Why Conserve? January 21, 2015

“Do not move an ancient landmark,” Solomon says in Proverbs 23:10. Just what a king would say: Kings want to keep things just as they are, and convince everyone that they have always been so, so long as they can sit on top of the heap.

But the sequel of the Proverb doesn’t fit that skepto-Marxist reading. Preserve the ancient landmarks, and do not “enter the fields of the fatherless.” In Israel, every clan within every tribe received a portion  of the land, and those ancestral lands were to be restored every fifty years during Jubilee. 

“Preserving the ancient landmarks” didn’t mean preserving the status of the powerful; Israel was to be “conservative” in order to protect the rights of the poor. They were to preserve the landmarks to keep people from trampling and taking land from the poor.

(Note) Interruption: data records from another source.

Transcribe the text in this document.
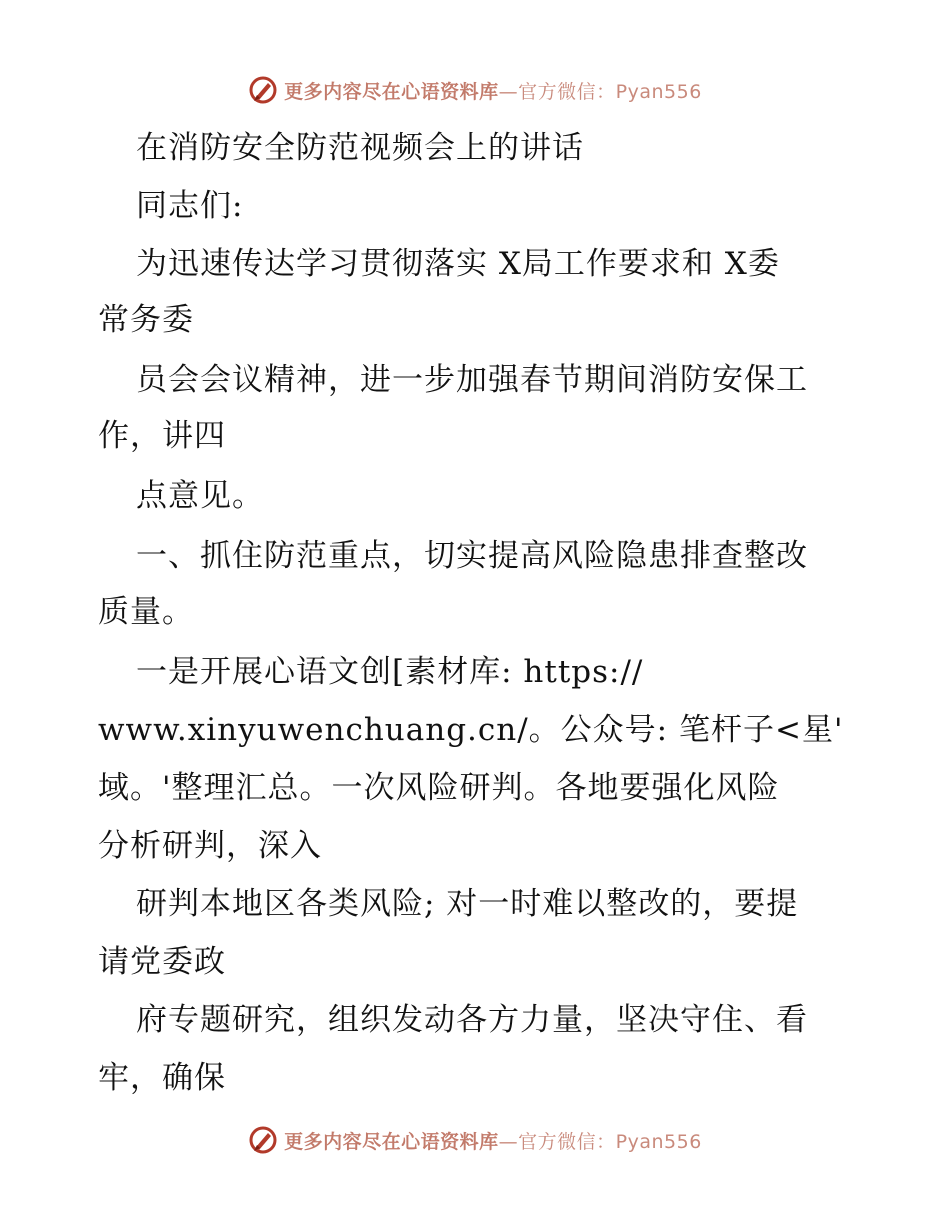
更多内容尽在心语资料库—官方微信：Pyan556
在消防安全防范视频会上的讲话
同志们:
为迅速传达学习贯彻落实 X局工作要求和 X委
常务委
员会会议精神，进一步加强春节期间消防安保工
作，讲四
点意见。
一、抓住防范重点，切实提高风险隐患排查整改
质量。
一是开展心语文创[素材库: https://
www.xinyuwenchuang.cn/。公众号: 笔杆子<星'
域。'整理汇总。一次风险研判。各地要强化风险
分析研判，深入
研判本地区各类风险; 对一时难以整改的，要提
请党委政
府专题研究，组织发动各方力量，坚决守住、看
牢，确保
更多内容尽在心语资料库—官方微信：Pyan556
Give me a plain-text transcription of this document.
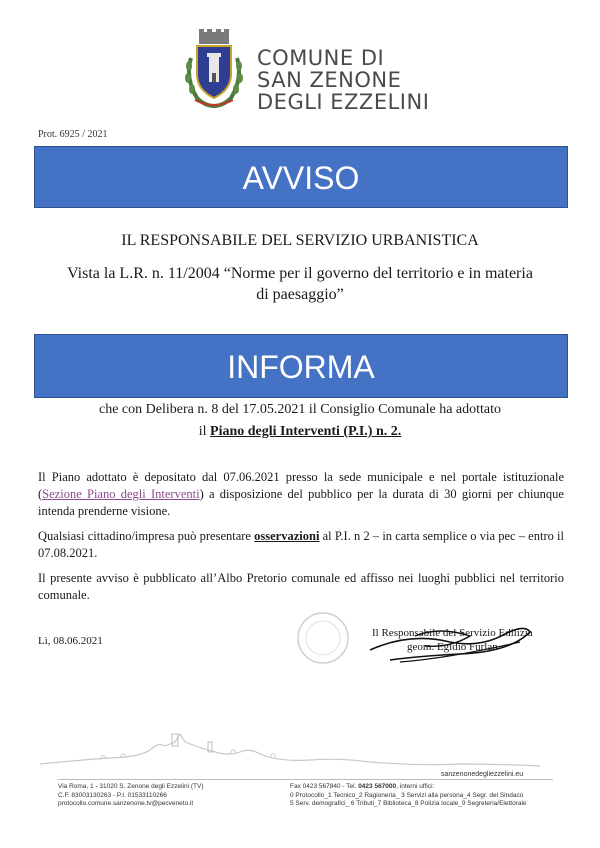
COMUNE DI
SAN ZENONE
DEGLI EZZELINI
Prot. 6925 / 2021
AVVISO
IL RESPONSABILE DEL SERVIZIO URBANISTICA
Vista la L.R. n. 11/2004 “Norme per il governo del territorio e in materia
di paesaggio”
INFORMA
che con Delibera n. 8 del 17.05.2021 il Consiglio Comunale ha adottato
il Piano degli Interventi (P.I.) n. 2.
Il Piano adottato è depositato dal 07.06.2021 presso la sede municipale e nel portale istituzionale (Sezione Piano degli Interventi) a disposizione del pubblico per la durata di 30 giorni per chiunque intenda prenderne visione.
Qualsiasi cittadino/impresa può presentare osservazioni al P.I. n 2 – in carta semplice o via pec – entro il 07.08.2021.
Il presente avviso è pubblicato all’Albo Pretorio comunale ed affisso nei luoghi pubblici nel territorio comunale.
Lì, 08.06.2021
Il Responsabile del Servizio Edilizia
geom. Egidio Furlan
sanzenonedegliezzelini.eu
Via Roma, 1 - 31020 S. Zenone degli Ezzelini (TV)
C.F. 83003130263 - P.I. 01533110266
protocollo.comune.sanzenone.tv@pecveneto.it
Fax 0423 567840 - Tel. 0423 567000, interni uffici:
0 Protocollo_1 Tecnico_2 Ragioneria_ 3 Servizi alla persona_4 Segr. del Sindaco
5 Serv. demografici_ 6 Tributi_7 Biblioteca_8 Polizia locale_9 Segreteria/Elettorale
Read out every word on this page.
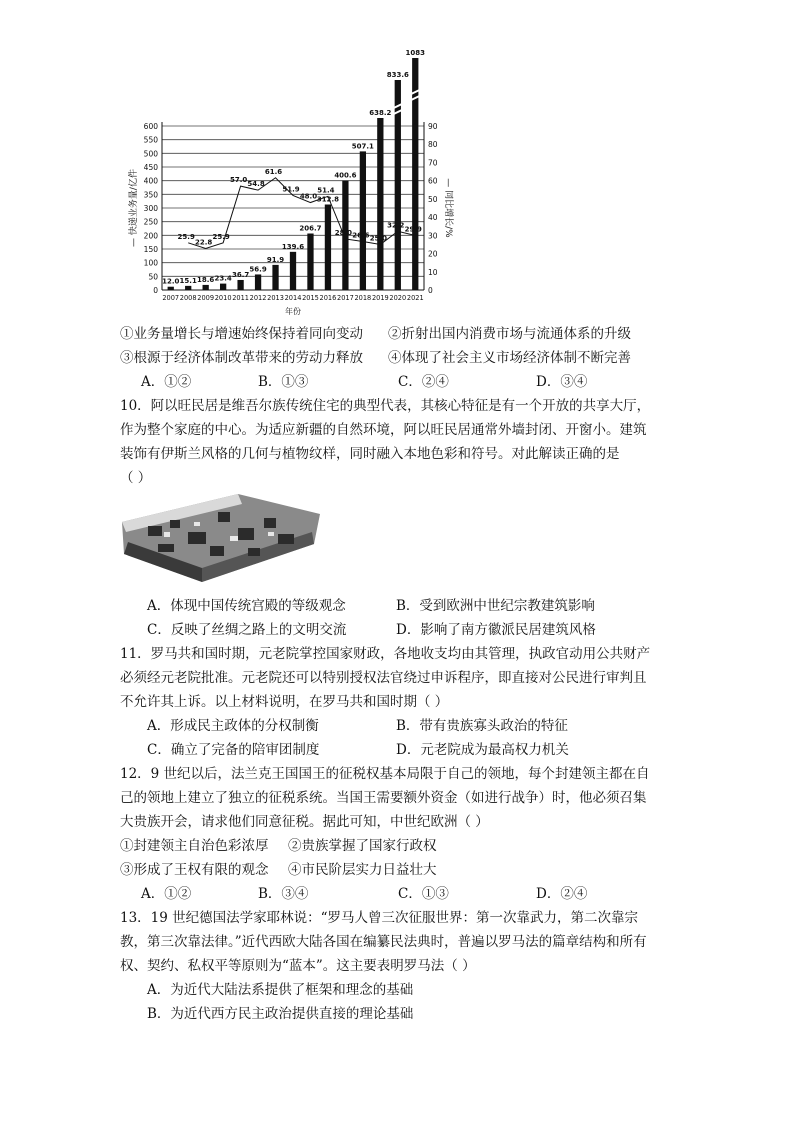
0
50
100
150
200
250
300
350
400
450
500
550
600
0
10
20
30
40
50
60
70
80
90
— 快递业务量/亿件	— 同比增长/%
年份
2007 2008 2009 2010 2011 2012 2013 2014 2015 2016 2017 2018 2019 2020 2021
12.0 15.1 18.6 23.4 36.7
56.9
91.9
139.6
206.7
312.8
400.6
507.1
638.2
833.6
1083
25.9
22.8
25.9
57.0
54.8
61.6
51.9
48.0
51.4
28.0 26.6 25.0
32.2
29.9
①业务量增长与增速始终保持着同向变动 ②折射出国内消费市场与流通体系的升级
③根源于经济体制改革带来的劳动力释放 ④体现了社会主义市场经济体制不断完善
A．①②	B．①③	C．②④	D．③④
10．阿以旺民居是维吾尔族传统住宅的典型代表，其核心特征是有一个开放的共享大厅，
作为整个家庭的中心。为适应新疆的自然环境，阿以旺民居通常外墙封闭、开窗小。建筑
装饰有伊斯兰风格的几何与植物纹样，同时融入本地色彩和符号。对此解读正确的是
（ ）
A．体现中国传统宫殿的等级观念	B．受到欧洲中世纪宗教建筑影响
C．反映了丝绸之路上的文明交流	D．影响了南方徽派民居建筑风格
11．罗马共和国时期，元老院掌控国家财政，各地收支均由其管理，执政官动用公共财产
必须经元老院批准。元老院还可以特别授权法官绕过申诉程序，即直接对公民进行审判且
不允许其上诉。以上材料说明，在罗马共和国时期（ ）
A．形成民主政体的分权制衡	B．带有贵族寡头政治的特征
C．确立了完备的陪审团制度	D．元老院成为最高权力机关
12．9 世纪以后，法兰克王国国王的征税权基本局限于自己的领地，每个封建领主都在自
己的领地上建立了独立的征税系统。当国王需要额外资金（如进行战争）时，他必须召集
大贵族开会，请求他们同意征税。据此可知，中世纪欧洲（ ）
①封建领主自治色彩浓厚 ②贵族掌握了国家行政权
③形成了王权有限的观念 ④市民阶层实力日益壮大
A．①②	B．③④	C．①③	D．②④
13．19 世纪德国法学家耶林说：“罗马人曾三次征服世界：第一次靠武力，第二次靠宗
教，第三次靠法律。”近代西欧大陆各国在编纂民法典时，普遍以罗马法的篇章结构和所有
权、契约、私权平等原则为“蓝本”。这主要表明罗马法（ ）
A．为近代大陆法系提供了框架和理念的基础
B．为近代西方民主政治提供直接的理论基础
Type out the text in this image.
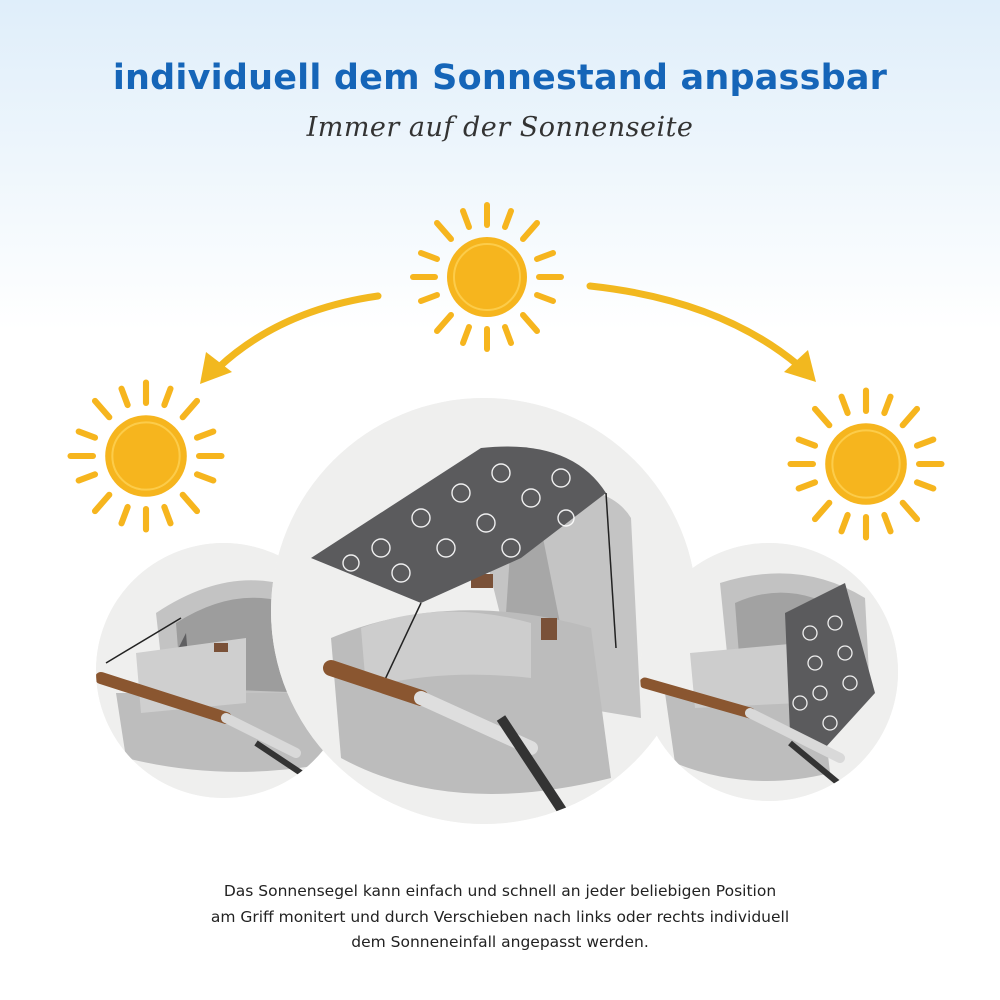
individuell dem Sonnestand anpassbar
Immer auf der Sonnenseite
Das Sonnensegel kann einfach und schnell an jeder beliebigen Position
am Griff monitert und durch Verschieben nach links oder rechts individuell
dem Sonneneinfall angepasst werden.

The following verse reinforces the point. The “Redeemer” (properly capitalized translation of go’el, the kinsman who restores property to destitute relatives) of the fatherless “is strong; he will plead their cause against you.” Yahweh defends the ancient boundary markers because in defending them He takes up the case of the poor against their abusers.

Israel’s original land settlement was unique, and so, in detail, was the Jubilee. But the truth of Proverbs 23:10-11 is permanent: We conserve in order to care for the vulnerable. We defend tradition because, and insofar as, tradition is an instrument to defend the rights of the weak.